I find that the most interesting person to focus on is the seamstress, Aline Charigot, in the foreground holding the small dog. Renoir made her the only member of the party to neither engage in conversation nor distantly flirt. Instead Charigot directs all of her attention to her dog. The viewer cannot help but to look immediately at her. Not only does the painting lead the viewer from the top right to the bottom left accomplished with the help of horizontal and diagonal shadows but she also wears brighter colors than the rest. The more vivid colors were Renoir’s way of expressing how important she was to him. He eventually did marry her (the dog was a package deal.)
Renoir employed Impressionist painting techniques by using individual brushstrokes to build up the landscape, as opposed to one large stroke to create a basic background. Many critics have compared Luncheon of the Boating Party to paintings such as Lunch at the Restaurant Fournaise, Monsieur Fournaise, Le Grenoillere, but nobody has compared it to Sunday Afternoon at La Grand Jatte by George Seurat. The painting holds the repose themes of Impressionisn, but the stiffness in the painting suggests that it is from earlier Impressionism. La Grand Jatte was a place for the upper-middle class to go and it was typically overcrowded on Sundays. Seurat painted it as he thought it should be. Art critics have argued that the park setting at La Grand Jatte was so unnatural because people would go there to be seen, rather than enjoy the natural setting. Unlike Seurat, Renoir had a different understanding of a casual Sunday afternoon. Renoir painted Boating Party in the way he wanted the luncheon to be-- the ideal situation where nobody would flirt with his wife-to-be.
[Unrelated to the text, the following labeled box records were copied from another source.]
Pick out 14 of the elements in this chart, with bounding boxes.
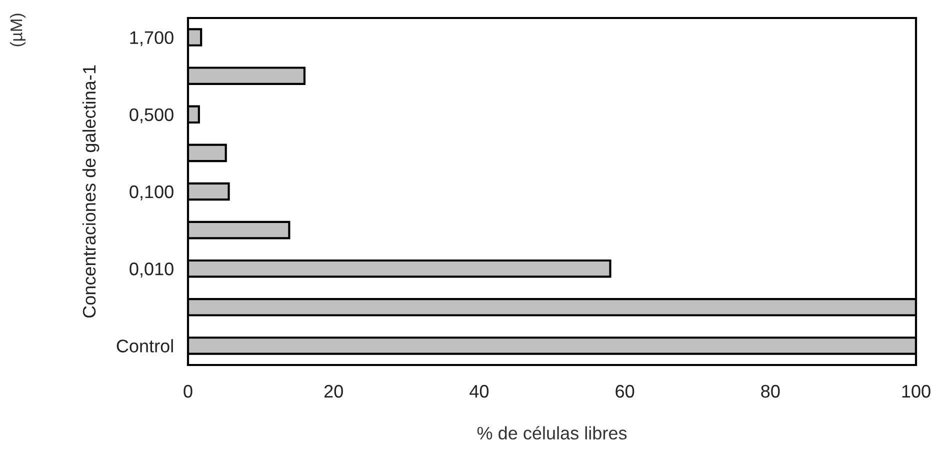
- x-tick-label: 0: [184, 384, 192, 398]
- x-tick-label: 100: [902, 384, 930, 398]
- y-axis-title: Concentraciones de galectina-1: [82, 65, 100, 318]
- x-tick-label: 20: [324, 384, 343, 398]
- x-axis-title: % de células libres: [477, 426, 627, 440]
- x-tick-label: 80: [761, 384, 780, 398]
- text: (µM): [10, 14, 26, 46]
- y-tick-label: 0,010: [130, 262, 174, 278]
- y-tick-label: Control: [116, 339, 173, 352]
- y-tick-label: 1,700: [130, 31, 174, 46]
- y-tick-label: 0,500: [130, 108, 174, 124]
- x-tick-label: 40: [470, 384, 489, 398]
- x-tick-label: 60: [616, 384, 634, 398]
- y-tick-label: 0,100: [130, 185, 174, 200]
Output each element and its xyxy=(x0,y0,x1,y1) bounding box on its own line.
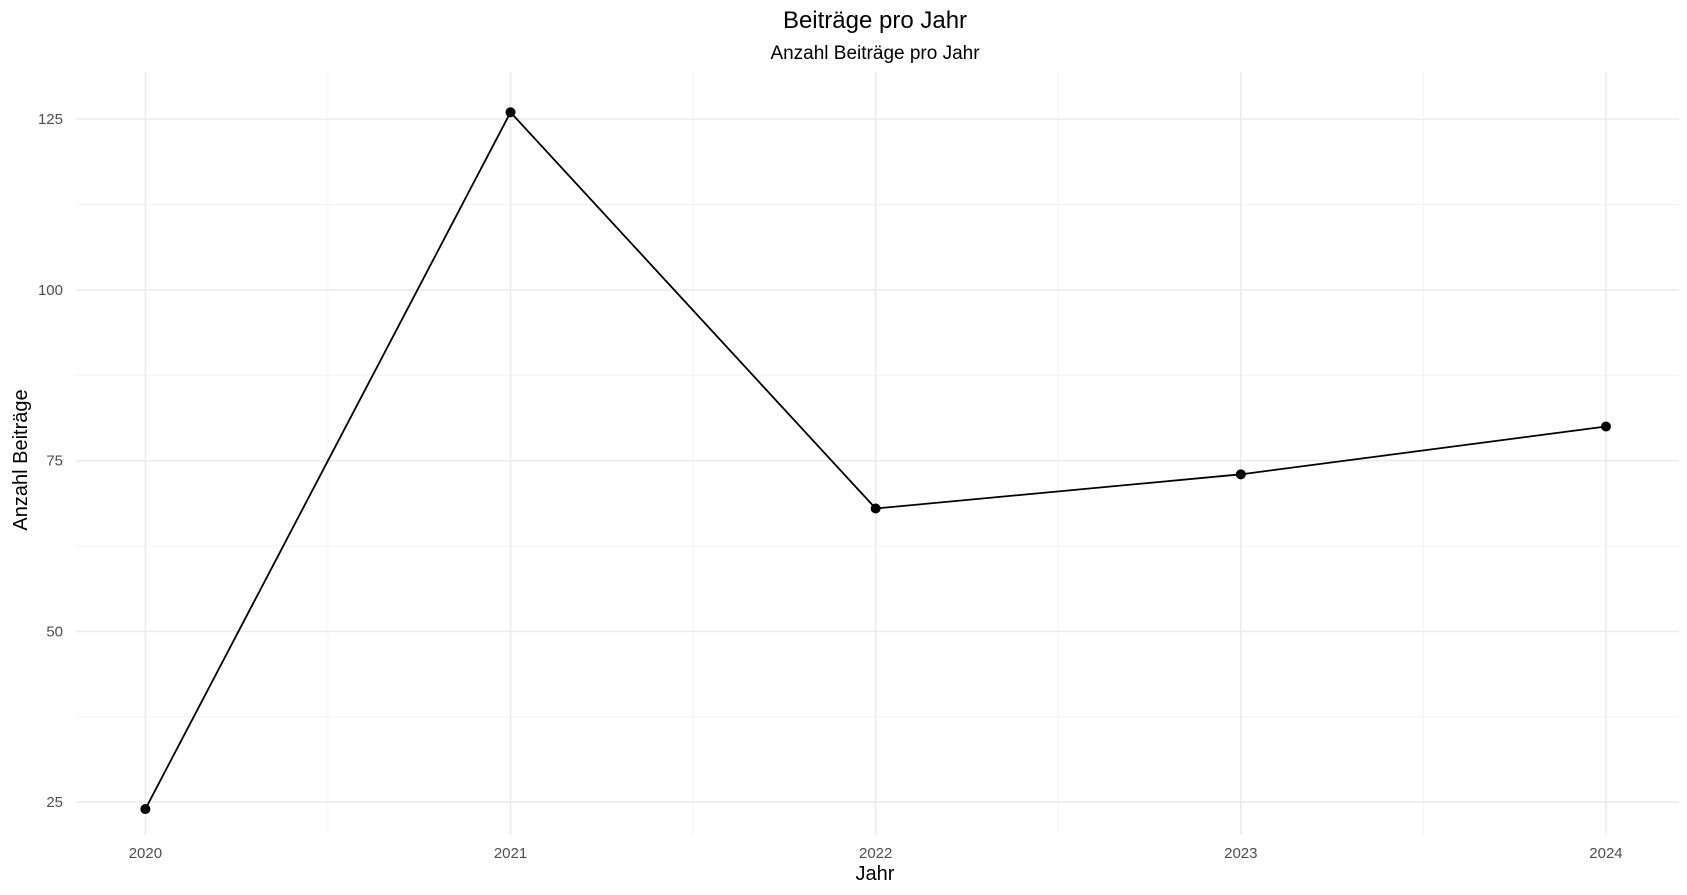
chart-subtitle: Anzahl Beiträge pro Jahr xyxy=(770,43,980,64)
y-tick-label: 125 xyxy=(38,111,63,128)
y-axis-title: Anzahl Beiträge xyxy=(10,389,32,530)
data-point xyxy=(1235,469,1246,480)
x-tick-label: 2024 xyxy=(1589,845,1622,862)
y-tick-label: 100 xyxy=(38,282,63,299)
data-point xyxy=(1600,421,1611,432)
data-point xyxy=(870,503,881,514)
y-tick-label: 50 xyxy=(46,623,63,640)
data-point xyxy=(140,804,151,815)
series-layer xyxy=(140,107,1611,815)
chart-title: Beiträge pro Jahr xyxy=(783,7,967,34)
x-tick-label: 2020 xyxy=(129,845,162,862)
gridlines xyxy=(76,72,1679,835)
x-axis-title: Jahr xyxy=(856,863,895,885)
y-tick-label: 25 xyxy=(46,794,63,811)
x-tick-label: 2023 xyxy=(1224,845,1257,862)
y-tick-label: 75 xyxy=(46,453,63,470)
y-axis-ticks: 25 50 75 100 125 xyxy=(38,111,63,811)
x-axis-ticks: 2020 2021 2022 2023 2024 xyxy=(129,845,1623,862)
x-tick-label: 2021 xyxy=(494,845,527,862)
x-tick-label: 2022 xyxy=(859,845,892,862)
data-point xyxy=(505,107,516,118)
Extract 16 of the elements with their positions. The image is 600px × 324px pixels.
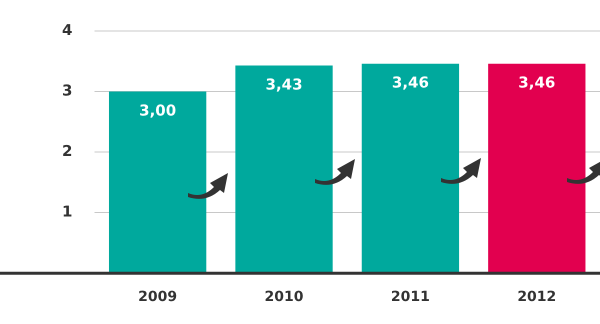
x-tick-label: 2012 <box>517 289 556 306</box>
y-tick-label: 3 <box>62 81 72 100</box>
bar <box>235 66 333 274</box>
bar <box>362 64 460 274</box>
data-label: 3,46 <box>392 74 429 92</box>
bar <box>488 64 586 274</box>
x-tick-label: 2009 <box>138 289 178 306</box>
data-label: 3,46 <box>518 74 556 92</box>
bar <box>108 92 206 274</box>
x-tick-label: 2011 <box>390 289 430 306</box>
y-tick-label: 4 <box>62 20 72 39</box>
y-tick-label: 1 <box>62 202 72 221</box>
data-label: 3,43 <box>266 75 303 94</box>
data-label: 3,00 <box>139 101 176 120</box>
y-tick-label: 2 <box>62 142 72 160</box>
x-tick-label: 2010 <box>264 289 304 306</box>
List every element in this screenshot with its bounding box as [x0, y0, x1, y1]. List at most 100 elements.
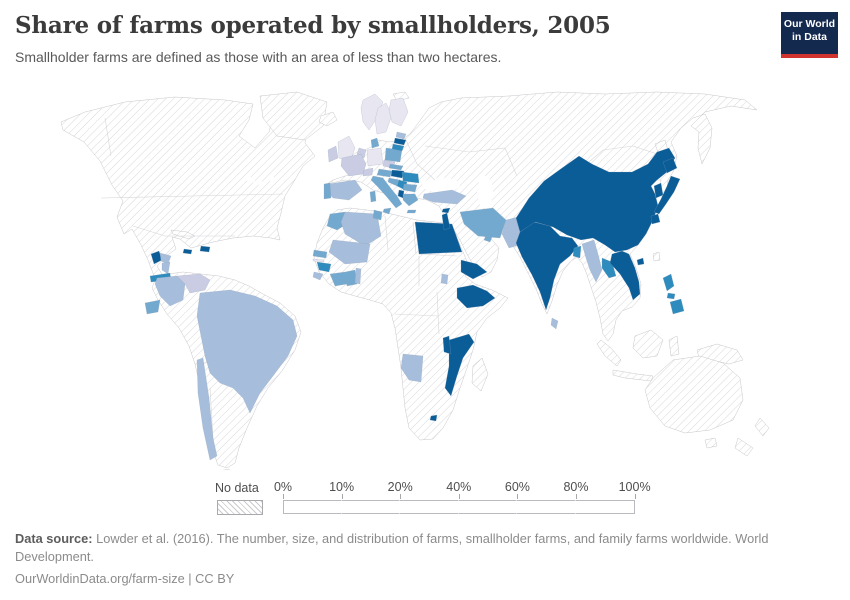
map-region-senegal[interactable] — [312, 249, 328, 259]
map-region-java[interactable] — [612, 369, 654, 382]
map-region-australia[interactable] — [644, 355, 744, 434]
legend-tickmark — [341, 494, 343, 499]
map-region-north-america[interactable] — [60, 96, 316, 287]
source-text: Lowder et al. (2016). The number, size, … — [15, 531, 769, 565]
map-region-india[interactable] — [515, 221, 579, 311]
map-region-japan-honshu[interactable] — [653, 175, 681, 215]
map-region-nicaragua[interactable] — [161, 261, 171, 275]
map-region-hainan[interactable] — [636, 257, 645, 266]
map-region-qatar-uae[interactable] — [483, 234, 493, 243]
legend-swatch-20-40[interactable] — [400, 500, 459, 514]
map-region-togo-benin[interactable] — [354, 267, 362, 285]
map-region-ghana[interactable] — [344, 269, 358, 287]
border-mongolia — [588, 145, 658, 163]
map-region-vietnam[interactable] — [609, 250, 641, 301]
map-region-greece[interactable] — [402, 193, 419, 207]
map-region-madagascar[interactable] — [471, 357, 489, 392]
map-region-chile[interactable] — [196, 357, 218, 461]
map-region-guinea[interactable] — [316, 261, 332, 273]
legend-no-data-swatch[interactable] — [217, 500, 263, 515]
map-region-lebanon-israel[interactable] — [441, 212, 451, 231]
map-region-ethiopia[interactable] — [456, 284, 496, 309]
map-region-svalbard[interactable] — [392, 91, 410, 102]
map-region-uganda[interactable] — [440, 273, 449, 285]
map-region-philippines-luzon[interactable] — [662, 273, 675, 292]
map-region-lithuania[interactable] — [391, 143, 405, 152]
map-region-slovakia[interactable] — [388, 163, 404, 171]
legend-tickmark — [400, 494, 402, 499]
map-region-sweden[interactable] — [374, 102, 393, 135]
map-region-bangladesh[interactable] — [572, 245, 582, 259]
map-region-yemen[interactable] — [460, 259, 488, 280]
map-region-switzerland[interactable] — [362, 167, 374, 177]
map-region-brazil[interactable] — [196, 289, 298, 414]
map-region-netherlands-belgium[interactable] — [356, 147, 367, 159]
map-region-greenland[interactable] — [259, 91, 328, 141]
map-region-dominican-republic[interactable] — [199, 245, 211, 253]
map-region-philippines-mindanao[interactable] — [669, 298, 685, 315]
map-region-sumatra[interactable] — [596, 339, 622, 367]
map-region-iceland[interactable] — [318, 111, 338, 127]
map-region-malawi[interactable] — [442, 335, 452, 355]
legend-swatch-10-20[interactable] — [341, 500, 401, 514]
legend-swatch-80-100[interactable] — [575, 500, 635, 514]
legend-swatch-40-60[interactable] — [458, 500, 518, 514]
map-region-united-kingdom[interactable] — [337, 135, 356, 163]
map-region-japan-hokkaido[interactable] — [662, 157, 678, 174]
map-region-jamaica[interactable] — [182, 248, 193, 255]
owid-logo[interactable]: Our World in Data — [781, 12, 838, 58]
map-region-taiwan[interactable] — [652, 251, 661, 262]
map-region-venezuela[interactable] — [176, 273, 211, 294]
map-region-namibia[interactable] — [400, 353, 424, 383]
map-region-hungary[interactable] — [390, 169, 405, 179]
map-region-sierra-leone[interactable] — [312, 271, 324, 281]
map-region-germany[interactable] — [366, 147, 384, 167]
map-region-finland[interactable] — [388, 97, 409, 127]
legend-tick-60: 60% — [504, 480, 530, 494]
map-region-borneo[interactable] — [632, 329, 664, 359]
border-russia-kazakhstan — [424, 145, 518, 177]
map-region-estonia[interactable] — [395, 131, 407, 140]
legend-tickmark — [517, 494, 519, 499]
map-region-romania[interactable] — [401, 171, 420, 184]
map-region-new-zealand-north[interactable] — [754, 417, 770, 437]
legend-swatch-60-80[interactable] — [517, 500, 576, 514]
map-region-sulawesi[interactable] — [668, 335, 680, 357]
legend-tick-40: 40% — [446, 480, 472, 494]
map-region-sicily[interactable] — [382, 207, 392, 215]
map-region-tunisia[interactable] — [372, 209, 383, 221]
map-region-norway[interactable] — [360, 93, 384, 131]
map-region-new-zealand-south[interactable] — [734, 437, 754, 457]
map-region-portugal[interactable] — [323, 182, 332, 200]
map-region-austria[interactable] — [376, 168, 393, 178]
map-region-cuba[interactable] — [170, 229, 196, 240]
map-region-japan-kyushu[interactable] — [650, 213, 661, 225]
map-region-philippines-visayas[interactable] — [666, 292, 676, 300]
map-region-sardinia[interactable] — [369, 190, 377, 203]
license-link[interactable]: OurWorldinData.org/farm-size | CC BY — [15, 571, 235, 587]
map-region-mozambique[interactable] — [444, 333, 475, 397]
map-region-china[interactable] — [515, 147, 676, 253]
map-region-ecuador[interactable] — [144, 299, 161, 315]
map-region-ireland[interactable] — [327, 145, 339, 163]
map-region-lesotho[interactable] — [429, 414, 438, 422]
map-region-latvia[interactable] — [393, 137, 407, 146]
map-region-cyprus[interactable] — [441, 207, 451, 214]
legend-tick-80: 80% — [563, 480, 589, 494]
map-region-bulgaria[interactable] — [402, 183, 418, 193]
map-region-crete[interactable] — [406, 209, 417, 214]
legend-tick-100: 100% — [618, 480, 651, 494]
legend-swatch-0-10[interactable] — [283, 500, 342, 514]
map-region-iran[interactable] — [459, 207, 507, 239]
map-region-tierra-del-fuego[interactable] — [219, 468, 232, 470]
map-region-mali[interactable] — [328, 239, 371, 265]
map-region-myanmar[interactable] — [581, 239, 603, 283]
map-region-sri-lanka[interactable] — [550, 317, 559, 330]
map-region-tasmania[interactable] — [704, 437, 718, 449]
map-region-france[interactable] — [340, 153, 367, 177]
map-region-italy[interactable] — [370, 175, 403, 209]
map-region-turkey[interactable] — [422, 189, 467, 205]
map-region-gambia[interactable] — [312, 258, 325, 263]
great-lake-3 — [268, 176, 276, 182]
map-region-denmark[interactable] — [370, 137, 380, 149]
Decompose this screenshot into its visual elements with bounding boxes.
The two painters had the same idea in mind: To create their perfect Sunday day. However they are also very opposite. Renoir’s Luncheon of the Boating Party is more historical because it shows the advancement of the industrial revolution. The messy table and loose attire definitely makes Boating Party a more leisurely place to be; as oppose to Seurat’s Sunday Afternoon at La Grande Jatte where the people were systematically places with stiff clothing and stiff painting.
But to be fair, after a long week, my favorite painting is Sunday Morning at Ev’s Couch.